И сказочник затянул про звезды и то, как они серебряной рекой на небе рассыпаются, а позабытые боги их оттуда сетью вытягивают, чтобы по небосводу расставить. Людьми позабыты, а все трудятся. Зачем, почему? Сказочник не знал, а я задремал.
И снились мне реки серебряные, и будто не плыву я по ним, шагаю. Ровно, с усердием, будто цель у меня имеется. Вверх посмотрел. Да вот она! Рыба. Синяя сверкающая. Чешуя каплями яхонта переливается. А плавники тонкие, кучеряво порхают, меня за собой увлекают. Рванул я. Оторвался от дна илистого, и распахнулись у меня крылья.

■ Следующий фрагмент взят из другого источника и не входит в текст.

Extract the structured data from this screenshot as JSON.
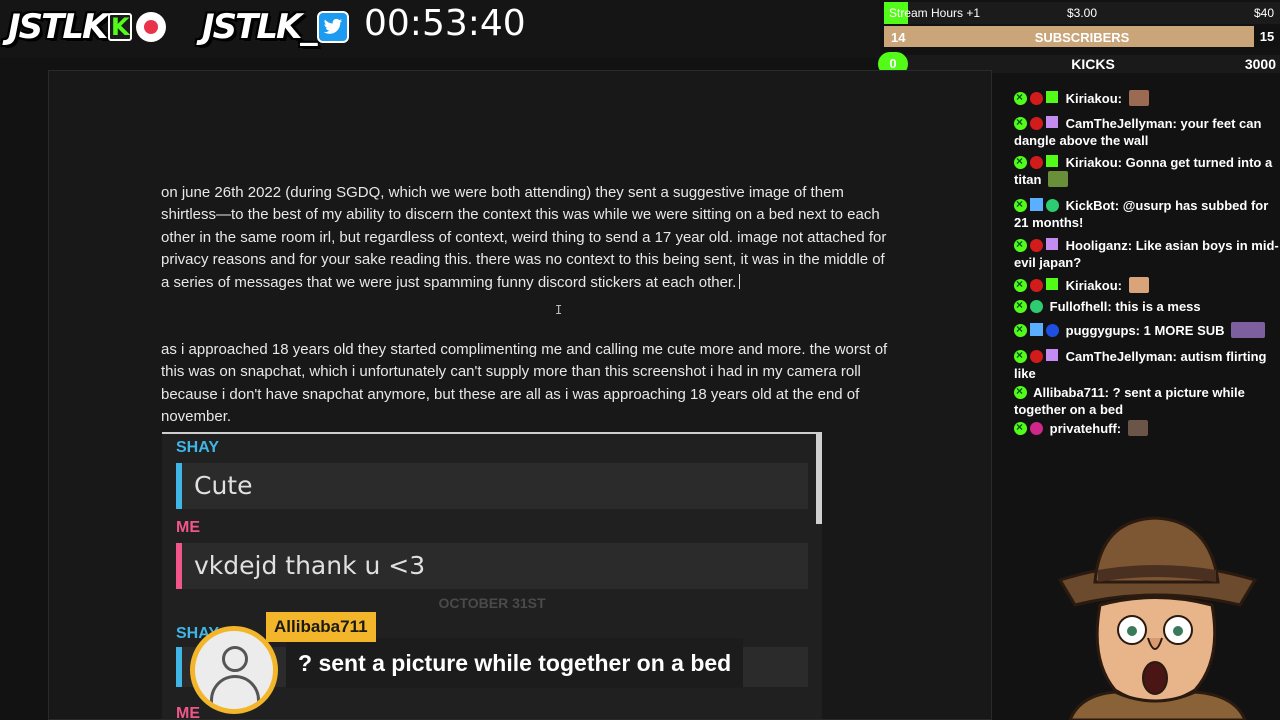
{
  "header": {
    "logo_text_1": "JSTLK",
    "kick_letter": "K",
    "logo_text_2": "JSTLK_",
    "timer": "00:53:40"
  },
  "goals": {
    "hours_label": "Stream Hours +1",
    "hours_mid": "$3.00",
    "hours_max": "$40",
    "hours_progress": 0.06,
    "subs_current": "14",
    "subs_label": "SUBSCRIBERS",
    "subs_max": "15",
    "kicks_current": "0",
    "kicks_label": "KICKS",
    "kicks_max": "3000",
    "colors": {
      "kick_green": "#53fc18",
      "subs_gold": "#caa57a"
    }
  },
  "document": {
    "paragraph_1": "on june 26th 2022 (during SGDQ, which we were both attending) they sent a suggestive image of them shirtless—to the best of my ability to discern the context this was while we were sitting on a bed next to each other in the same room irl, but regardless of context, weird thing to send a 17 year old. image not attached for privacy reasons and for your sake reading this. there was no context to this being sent, it was in the middle of a series of messages that we were just spamming funny discord stickers at each other.",
    "paragraph_2": "as i approached 18 years old they started complimenting me and calling me cute more and more. the worst of this was on snapchat, which i unfortunately can't supply more than this screenshot i had in my camera roll because i don't have snapchat anymore, but these are all as i was approaching 18 years old at the end of november."
  },
  "snapchat": {
    "sender_1": "SHAY",
    "message_1": "Cute",
    "sender_2": "ME",
    "message_2": "vkdejd thank u <3",
    "date_separator": "OCTOBER 31ST",
    "sender_3": "SHAY",
    "sender_4": "ME"
  },
  "chat": {
    "messages": [
      {
        "user": "Kiriakou:",
        "text": ""
      },
      {
        "user": "CamTheJellyman:",
        "text": "your feet can dangle above the wall"
      },
      {
        "user": "Kiriakou:",
        "text": "Gonna get turned into a titan"
      },
      {
        "user": "KickBot:",
        "text": "@usurp has subbed for 21 months!"
      },
      {
        "user": "Hooliganz:",
        "text": "Like asian boys in mid-evil japan?"
      },
      {
        "user": "Kiriakou:",
        "text": ""
      },
      {
        "user": "Fullofhell:",
        "text": "this is a mess"
      },
      {
        "user": "puggygups:",
        "text": "1 MORE SUB"
      },
      {
        "user": "CamTheJellyman:",
        "text": "autism flirting like"
      },
      {
        "user": "Allibaba711:",
        "text": "? sent a picture while together on a bed"
      },
      {
        "user": "privatehuff:",
        "text": ""
      }
    ]
  },
  "highlight": {
    "username": "Allibaba711",
    "message": "? sent a picture while together on a bed"
  },
  "icons": [
    "record-icon",
    "twitter-icon",
    "kick-badge-icon",
    "gift-sub-icon",
    "moderator-icon",
    "avatar-placeholder-icon",
    "text-cursor-icon"
  ]
}
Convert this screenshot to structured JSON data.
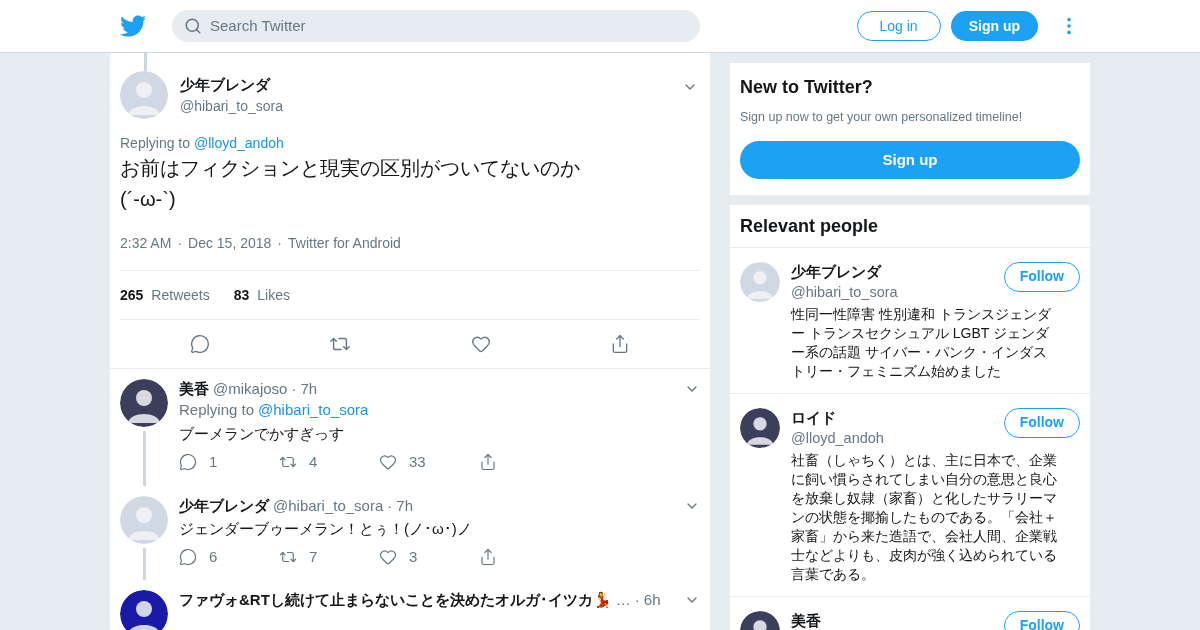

— Что, черный, все спишь? — высокий положил мне на спину руку. Голос у него бархатный. Зима кусачая, а руки теплые. — Ты как потерялся-то? До ближайшего поселка далеко. Дач тут нет.
Как потерялся? Если бы потерялся, то уже б до дому дошел. Знаю я, где он. Только вот не ждет меня там никто. Хозяйка иссохла, а меня… вон меня куда привезли.
От накатившего волнения уши мои подернулись.
— Ну, здорово, — погладил макушку высокий. — Я Сергей Геннадьевич. А тебя как величать?
Я не ответил. Все прикидывался спящим, будто был в том толк.
— Ладно, ладно, — от него пахло костром и шерстяным свитером. — Поешь хоть, горемыка. Тут вон… Рыбка тебе остыла. Бульон тоже похлебай, тебе пить надо. Небось, кроме снега давненько ничего не пивал.
Он положил возле меня миску с кривым краем и стал наблюдать за костром.
Я сломался. Открыл глаза и подполз к еде. Рыба сладко захрустела, и высокий повернулся ко мне. Он улыбался, а я осторожно на него поглядывал.
А глаза-то синие-синие, как у моей синей рыбы.